Exploratory Data Analysis

  1. We want to predict the value of the Direction variable, A factor with levels Down and Up indicating whether the market had a positive or negative return on a given day. What percentage of observations are in each level?

  2. Does there seem to be any relationship between any of the Lag variables and Direction? Does the Volume seem to have any effect?

Model Definition

  1. Write a code chunk to specify your model, using \(k=5\) neighbors and the epanechnikov weight function. ((this weight function looks like a \(Beta(2,2)\) density on the distances)

Data Splitting and Recipe Creation

  1. Split the data into training and test sets. Since this data has a time component, you should reserve the older data as training data and the newer data as testing data. (See the last paragraph of TMWR, Section 5.1)

  2. Build a recipe to preprocess the data for K nearest neighbors.

    1. Remove Today and Year or assign a new role

    2. You need to normalize all the numeric variables so that they are on the same scale.

    3. bake the recipe just so you can see if the preprocessed data looks like what you expect. The glimpse command is nice here since there are so many variables.

Model Fitting

  1. Fit the model and generate the class predictions.

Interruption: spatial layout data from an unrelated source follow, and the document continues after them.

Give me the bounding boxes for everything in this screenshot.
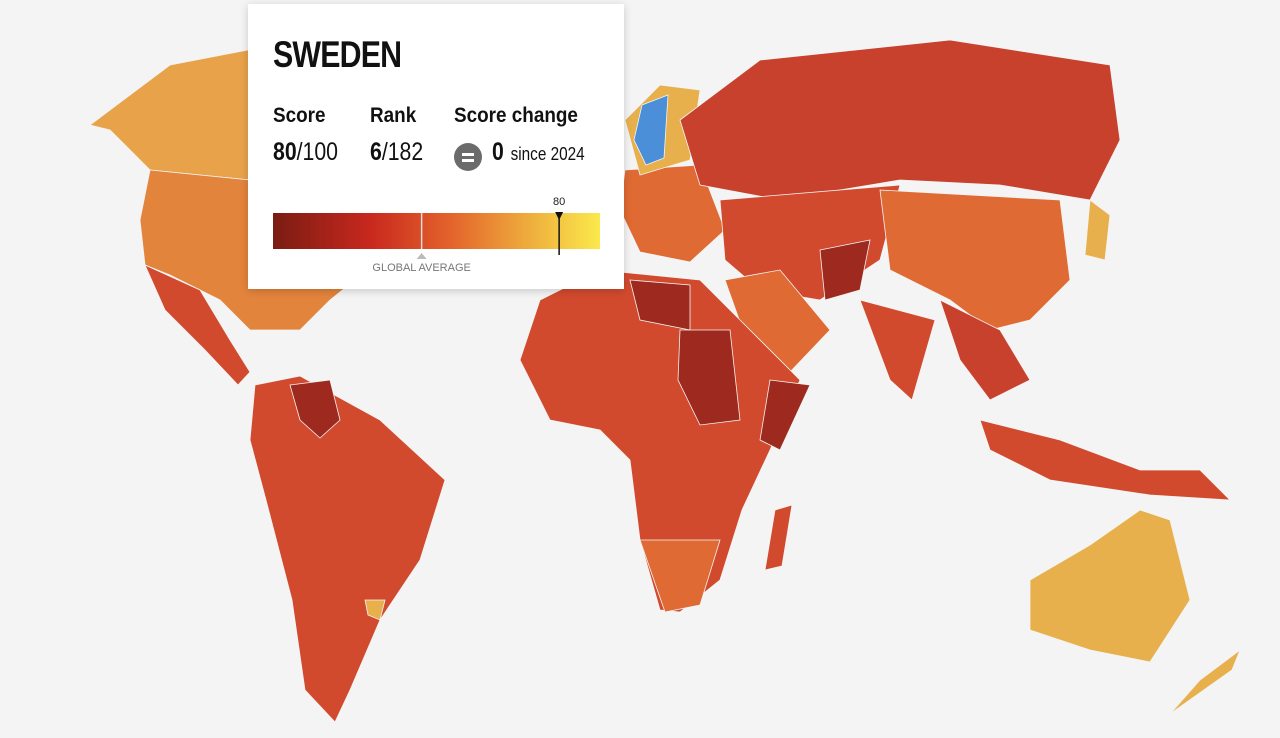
country-name: SWEDEN [273, 34, 402, 75]
score-scale: GLOBAL AVERAGE 80 [273, 196, 600, 274]
rank: 6/182 [370, 138, 423, 167]
china [879, 189, 1071, 331]
score-label: Score [273, 104, 326, 127]
score-marker-label: 80 [553, 196, 565, 208]
libya [629, 279, 691, 331]
new-zealand [1169, 648, 1241, 715]
indonesia [979, 419, 1232, 501]
change-value: 0 [492, 138, 504, 166]
score-value: 80 [273, 138, 297, 166]
tooltip: SWEDEN Score Rank Score change 80/100 6/… [248, 4, 624, 289]
score-marker-pointer [555, 212, 564, 220]
sudan [677, 329, 741, 426]
rank-label: Rank [370, 104, 417, 127]
change: 0 since 2024 [492, 138, 585, 167]
global-average-pointer [416, 253, 427, 259]
india [859, 299, 936, 401]
south-america [249, 375, 446, 723]
change-label: Score change [454, 104, 578, 127]
scale-gradient [273, 213, 600, 249]
mexico [144, 264, 251, 386]
somalia [759, 379, 811, 451]
southeast-asia [939, 299, 1031, 401]
score-max: /100 [296, 138, 339, 166]
rank-total: /182 [381, 138, 424, 166]
score: 80/100 [273, 138, 338, 167]
venezuela [289, 379, 341, 439]
southern-africa [639, 539, 721, 613]
change-since: since 2024 [510, 144, 585, 164]
afghanistan [819, 239, 871, 301]
madagascar [764, 504, 793, 571]
rank-value: 6 [370, 138, 382, 166]
global-average-label: GLOBAL AVERAGE [372, 262, 470, 274]
russia [679, 39, 1121, 201]
australia [1029, 509, 1191, 663]
japan [1084, 199, 1111, 261]
uruguay [364, 599, 386, 621]
sweden [633, 94, 669, 166]
no-change-icon [454, 143, 482, 171]
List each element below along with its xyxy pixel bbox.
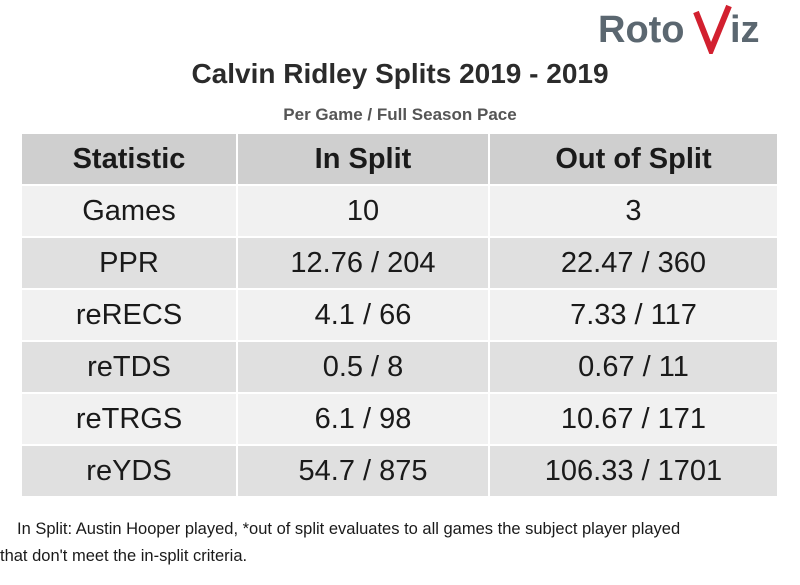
- footnote: In Split: Austin Hooper played, *out of …: [0, 516, 800, 570]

  2. Using the predicted test data, calculate

    1. Specificity

    2. Sensitivity

    3. Accuracy

  3. Explain the meaning of each of the metrics above, and comment on their values for this particular dataset. Which class (Up or Down) gets assigned to “positive” and “negative”?

  4. Does it seem that k-nearest neighbors does a satisfactory job? Think about this question in terms of a predictor that picked randomly, and a predictor that always chooses Up (see exercise 1).

Submitting HW

When you’ve successfully answered all the questions, knit your document to a PDF file. Look through it to make sure everything worked the way you expect it to. You will submit both your .Rmd and .pdf files to Schoology.